Il affirmait, s'y croyait encore.

La jeune fille le regardait avec une admiration naïve, songeant tout haut:

«C'est bien ce qu'il y aurait de plus sûr.

Un brusque déchirement de branches, de broussailles, et le fourr s'écarta au-dessus d'eux, si vivement, si félinement, que Tartarin, la tête pleine d'aventures de chasse, aurait pu se croire à l'affût dans le Zaccar. Manilof sauta du talus, sans bruit, près de la voiture. Ses petits yeux bridés luisaient dans sa figure tout écorchée par les ronces, sa barbe et ses cheveux en oreille de chien ruisselaient de l'eau des branches. Haletant, ses grosses mains courtes et velues appuyées à la portière, il interpella en russe Sonia qui, se tournant vers Tartarin, lui demanda d'une voix brève:

«Votre corde...vite...

--Ma...corde?... bégaya le héros.

--Vite, vite...on vous la rendra tout à l'heure.

Sans lui fournir d'autre explication, de ses petits doigts gantés elle l'aidait à se défubler de sa fameuse corde fabriquée en Avignon. Manilof prit le paquet en grognant de joie, regrimpa en deux bonds sous le fourré avec une élasticité de chat sauvage.

«Qu'est-ce qui se passe? Qu'est-ce qu'ils vont faire?... Il a l'air féroce...» murmura Tartarin n'osant dire toute sa pensée.

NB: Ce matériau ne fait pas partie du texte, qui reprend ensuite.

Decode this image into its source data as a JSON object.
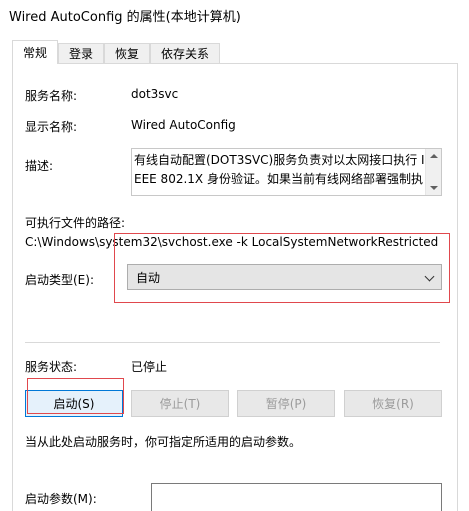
{
  "window": {
    "title": "Wired AutoConfig 的属性(本地计算机)"
  },
  "tabs": [
    {
      "label": "常规",
      "active": true
    },
    {
      "label": "登录",
      "active": false
    },
    {
      "label": "恢复",
      "active": false
    },
    {
      "label": "依存关系",
      "active": false
    }
  ],
  "general": {
    "service_name_label": "服务名称:",
    "service_name_value": "dot3svc",
    "display_name_label": "显示名称:",
    "display_name_value": "Wired AutoConfig",
    "description_label": "描述:",
    "description_value": "有线自动配置(DOT3SVC)服务负责对以太网接口执行 IEEE 802.1X 身份验证。如果当前有线网络部署强制执",
    "exe_path_label": "可执行文件的路径:",
    "exe_path_value": "C:\\Windows\\system32\\svchost.exe -k LocalSystemNetworkRestricted",
    "startup_type_label": "启动类型(E):",
    "startup_type_value": "自动",
    "status_label": "服务状态:",
    "status_value": "已停止",
    "buttons": {
      "start": "启动(S)",
      "stop": "停止(T)",
      "pause": "暂停(P)",
      "resume": "恢复(R)"
    },
    "hint": "当从此处启动服务时，你可指定所适用的启动参数。",
    "start_params_label": "启动参数(M):",
    "start_params_value": ""
  },
  "colors": {
    "highlight_box": "#e0484d",
    "focus_border": "#0078d7"
  }
}
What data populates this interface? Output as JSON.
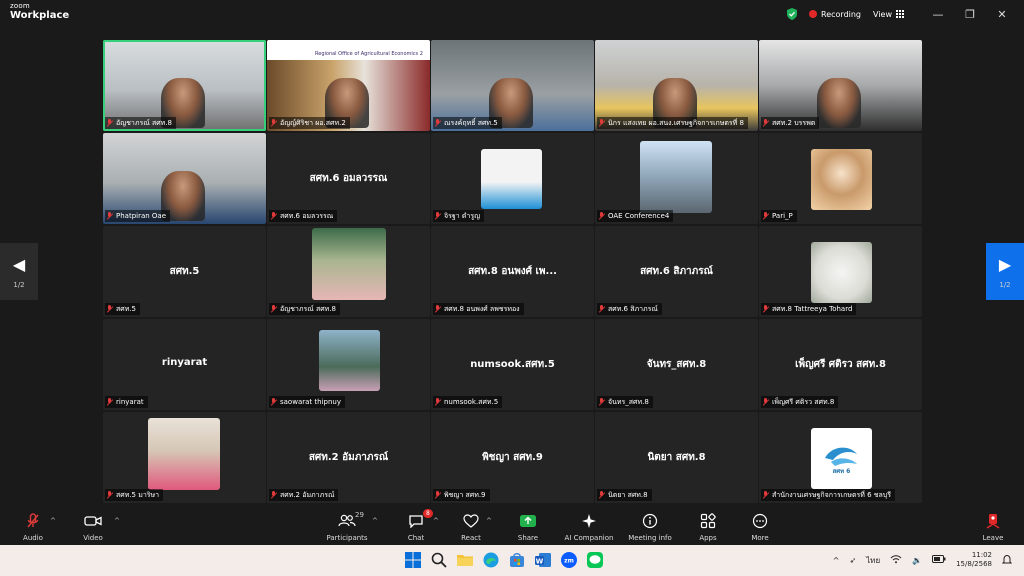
{
  "app": {
    "brand_line1": "zoom",
    "brand_line2": "Workplace"
  },
  "titlebar": {
    "recording_label": "Recording",
    "view_label": "View",
    "min_symbol": "—",
    "max_symbol": "❐",
    "close_symbol": "✕"
  },
  "gallery": {
    "page_indicator_left": "1/2",
    "page_indicator_right": "1/2",
    "tiles": [
      {
        "label": "อัญชาภรณ์ สศท.8",
        "name": "",
        "kind": "video"
      },
      {
        "label": "อัญญ์ศิริชา ผอ.สศท.2",
        "name": "",
        "kind": "video"
      },
      {
        "label": "ณรงค์ฤทธิ์ สศท.5",
        "name": "",
        "kind": "video"
      },
      {
        "label": "นิกร แสงเทย ผอ.สนง.เศรษฐกิจการเกษตรที่ 8",
        "name": "",
        "kind": "video"
      },
      {
        "label": "สศท.2 บรรพต",
        "name": "",
        "kind": "video"
      },
      {
        "label": "Phatpiran Oae",
        "name": "",
        "kind": "video"
      },
      {
        "label": "สศท.6 อมลวรรณ",
        "name": "สศท.6 อมลวรรณ",
        "kind": "text"
      },
      {
        "label": "จิรฐา ดำรูญ",
        "name": "",
        "kind": "avatar"
      },
      {
        "label": "OAE Conference4",
        "name": "",
        "kind": "avatar"
      },
      {
        "label": "Pari_P",
        "name": "",
        "kind": "avatar"
      },
      {
        "label": "สศท.5",
        "name": "สศท.5",
        "kind": "text"
      },
      {
        "label": "อัญชาภรณ์ สศท.8",
        "name": "",
        "kind": "avatar"
      },
      {
        "label": "สศท.8 อนพงศ์ ลพชรทอง",
        "name": "สศท.8 อนพงศ์ เพ...",
        "kind": "text"
      },
      {
        "label": "สศท.6 สิภาภรณ์",
        "name": "สศท.6 สิภาภรณ์",
        "kind": "text"
      },
      {
        "label": "สศท.8 Tattreeya Tohard",
        "name": "",
        "kind": "avatar"
      },
      {
        "label": "rinyarat",
        "name": "rinyarat",
        "kind": "text"
      },
      {
        "label": "saowarat thipnuy",
        "name": "",
        "kind": "avatar"
      },
      {
        "label": "numsook.สศท.5",
        "name": "numsook.สศท.5",
        "kind": "text"
      },
      {
        "label": "จันทร_สศท.8",
        "name": "จันทร_สศท.8",
        "kind": "text"
      },
      {
        "label": "เพ็ญศรี ศติรว สศท.8",
        "name": "เพ็ญศรี ศติรว สศท.8",
        "kind": "text"
      },
      {
        "label": "สศท.5 มาริษา",
        "name": "",
        "kind": "avatar"
      },
      {
        "label": "สศท.2 อัมภาภรณ์",
        "name": "สศท.2 อัมภาภรณ์",
        "kind": "text"
      },
      {
        "label": "พิชญา สศท.9",
        "name": "พิชญา สศท.9",
        "kind": "text"
      },
      {
        "label": "นิตยา สศท.8",
        "name": "นิตยา สศท.8",
        "kind": "text"
      },
      {
        "label": "สำนักงานเศรษฐกิจการเกษตรที่ 6 ชลบุรี",
        "name": "",
        "kind": "avatar"
      }
    ],
    "tile2_banner": "Regional Office of Agricultural Economics 2",
    "logo_text": "สศท 6"
  },
  "toolbar": {
    "audio": "Audio",
    "video": "Video",
    "participants": "Participants",
    "participants_count": "29",
    "chat": "Chat",
    "chat_badge": "8",
    "react": "React",
    "share": "Share",
    "ai_companion": "AI Companion",
    "meeting_info": "Meeting info",
    "apps": "Apps",
    "more": "More",
    "leave": "Leave"
  },
  "taskbar": {
    "language": "ไทย",
    "time": "11:02",
    "date": "15/8/2568"
  },
  "colors": {
    "active_speaker": "#36d07a",
    "recording": "#e02828",
    "accent": "#0e71eb"
  }
}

Féroce, Manilof! Ah! comme on voyait bien qu'il ne le connaissait pas. Nul être n'était meilleur, plus doux, plus compatissant; et comme trait de cette nature exceptionnelle, Sonia, le regard clair et bleu, racontait que son ami venant d'exécuter un dangereux mandat du Comité révolutionnaire et sautant dans le traîneau qui l'attendait pour la fuite, menaçait le cocher de descendre, coûte que coûte, s'il continuait à frapper, à surmener sa bête dont la vitesse pourtant le sauvait.